Marx'ın rant teorisi İngiliz ekonomist David Ricardo'nun rant teorisinin bir kritiği gibidir. Marx, Ricardo'nun rant teorisini sayısal örneklerle, tarımdaki sermaye yatırımının, göreceli karlılığının, topraktaki üretkenlik, verimlilik, tarım alanının lokasyonu ve tarım alanındaki iyileştirmeler için yapılan sermaye harcamaları sayesinde nasıl etkilendiğini irdeler. Marx'a göre kapitalizm tarımı sadece ticari motifler üzerinden işleyen herhangi bir ticaret koluna dönüştürür. Arsa sahiplerinin arsa fiyatlarını kendileri ayarlayarak buradaki oluşan ranttan para kazanmasını, endüstriyel burjuvazi için bir engel kabul eder ve bu aradaki rantın tarımsal üretime ek bir üretim maliyeti olarak yansıması nedeniyle tarımsal üretimin fiyatını arttırdığını savunur çünkü rant değişim değerinin dışında tutulur. Marx'ın rant teorisi ekonomik yazınları içerisinde en az bilinen ve en zor kavrananların arasındadır. Bunun sebebi tarım alanındaki kazanımların çok farklı sebeplere tabi olmasıdır. Teorideki kapalılık ve anlaşılmazlığın sebeplerine örnek olarak modern makro ekonomik istatistikler ve milli muhasebede (national accounts) toprak rantının miktarına ve bu kazanımlara ilişkin ayrı bir veri bulunmamaktadır. Bu rantlar resmi olarak katma değerin bir parçası olarak sayılmazlar ve GMH hesaplarına katılmazlar. Bu rantlar üretimden gelen kazanımlara yansımazlar ve üretimle alakasızdırlar. Bu nedenle de bu kazanımlar yeni ortaya çıkan ürünün değerine net bir katkı yapmaz. Marx'ın teorisinde rant bir mala sahip olmaktan dolayı kazanılan geliri direk olarak yansıtmasa da artı değerin bir elemanıdır (surplus value) ve bu nedenle bu rantlar üretilen ilk ürünün ortaya çıkan değerinden bağımsız olarak üzerine ek ödenmek zorunda olunan kazanç akışıdır.

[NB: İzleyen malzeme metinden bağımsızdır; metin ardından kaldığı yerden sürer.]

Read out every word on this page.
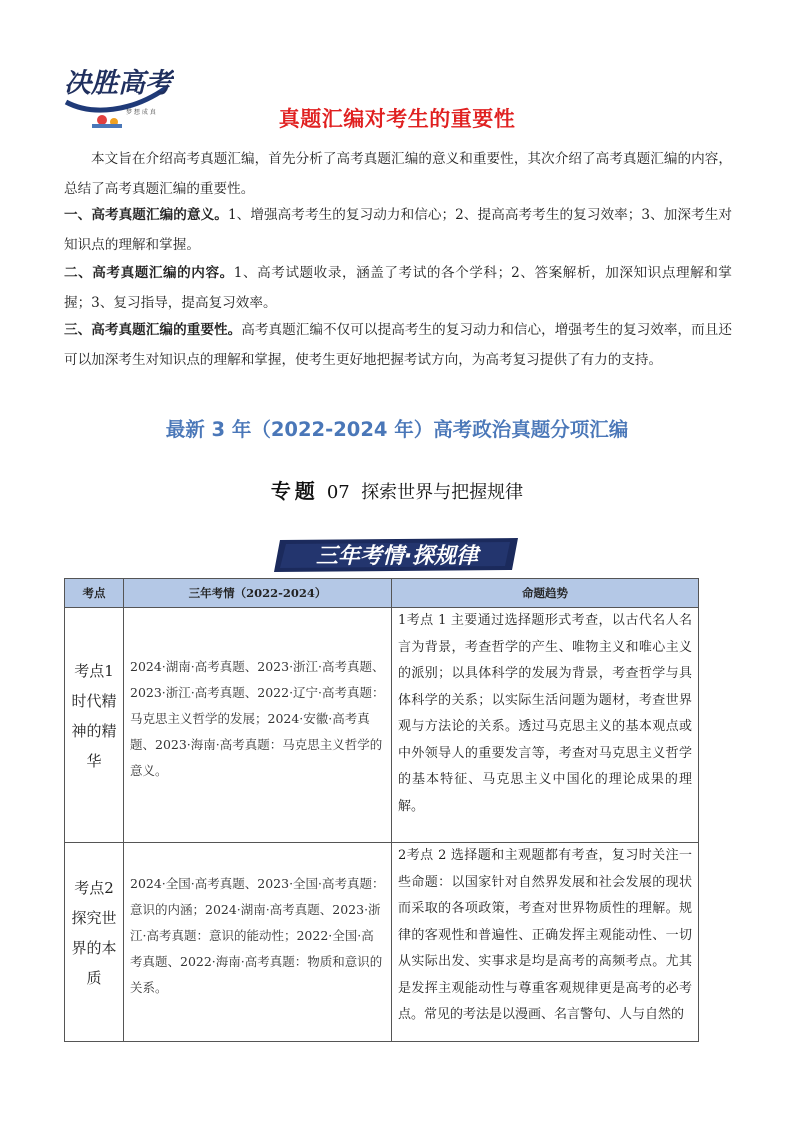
决胜高考
梦 想 成 真	真题汇编对考生的重要性
本文旨在介绍高考真题汇编，首先分析了高考真题汇编的意义和重要性，其次介绍了高考真题汇编的内容，总结了高考真题汇编的重要性。
一、高考真题汇编的意义。1、增强高考考生的复习动力和信心；2、提高高考考生的复习效率；3、加深考生对知识点的理解和掌握。
二、高考真题汇编的内容。1、高考试题收录，涵盖了考试的各个学科；2、答案解析，加深知识点理解和掌握；3、复习指导，提高复习效率。
三、高考真题汇编的重要性。高考真题汇编不仅可以提高考生的复习动力和信心，增强考生的复习效率，而且还可以加深考生对知识点的理解和掌握，使考生更好地把握考试方向，为高考复习提供了有力的支持。
最新 3 年（2022-2024 年）高考政治真题分项汇编
专题 07 探索世界与把握规律
三年考情·探规律
考点	三年考情（2022-2024）	命题趋势

考点1时代精神的精华	2024·湖南·高考真题、2023·浙江·高考真题、2023·浙江·高考真题、2022·辽宁·高考真题：马克思主义哲学的发展；2024·安徽·高考真题、2023·海南·高考真题：马克思主义哲学的意义。	1考点 1 主要通过选择题形式考查，以古代名人名言为背景，考查哲学的产生、唯物主义和唯心主义的派别；以具体科学的发展为背景，考查哲学与具体科学的关系；以实际生活问题为题材，考查世界观与方法论的关系。透过马克思主义的基本观点或中外领导人的重要发言等，考查对马克思主义哲学的基本特征、马克思主义中国化的理论成果的理解。

考点2探究世界的本质	2024·全国·高考真题、2023·全国·高考真题：意识的内涵；2024·湖南·高考真题、2023·浙江·高考真题：意识的能动性；2022·全国·高考真题、2022·海南·高考真题：物质和意识的关系。	2考点 2 选择题和主观题都有考查，复习时关注一些命题：以国家针对自然界发展和社会发展的现状而采取的各项政策，考查对世界物质性的理解。规律的客观性和普遍性、正确发挥主观能动性、一切从实际出发、实事求是均是高考的高频考点。尤其是发挥主观能动性与尊重客观规律更是高考的必考点。常见的考法是以漫画、名言警句、人与自然的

Rantın yapısı gereği üretime ve ülke ekonomisine direk bir katkısı olmadığı anlaşılmaktadır. Kentsel rant teorisi de aslında Ricardo ve Marx'ın teorilerini oturttuğu tarım toprakları üzerinden rant kavramıyla açıklanabilir. Özellikle globalleşmenin yarattığı ekonomik şartlar içerisinde özelleştirmenin ön plana çıkışı ve hazine arazilerinin özel mülkiyete geçişinden elde edilerek devlet ve özel sektör arasında paylaşılan rant ve bu rantın paylaşımı tartışma konusudur. Kamu yararı ve rant tartışmaları Türkiye'de kentsel dönüşüm olgusunun önündeki en büyük tartışmadır. Mekânın kişiye olan etkisi nedeniyle daha iyi mekânsal ve kentsel çözümlerin, kamu yararı içerdiği yadsınamayacak bir gerçek ve kentsel dönüşümün gerekliliği için doğru bir argümandır. Ancak bu alanlardan elde edilen rantın kamu yararına kullanılması ve ülke ekonomisine en yüksek derece katkı yapması çok büyük önem taşır.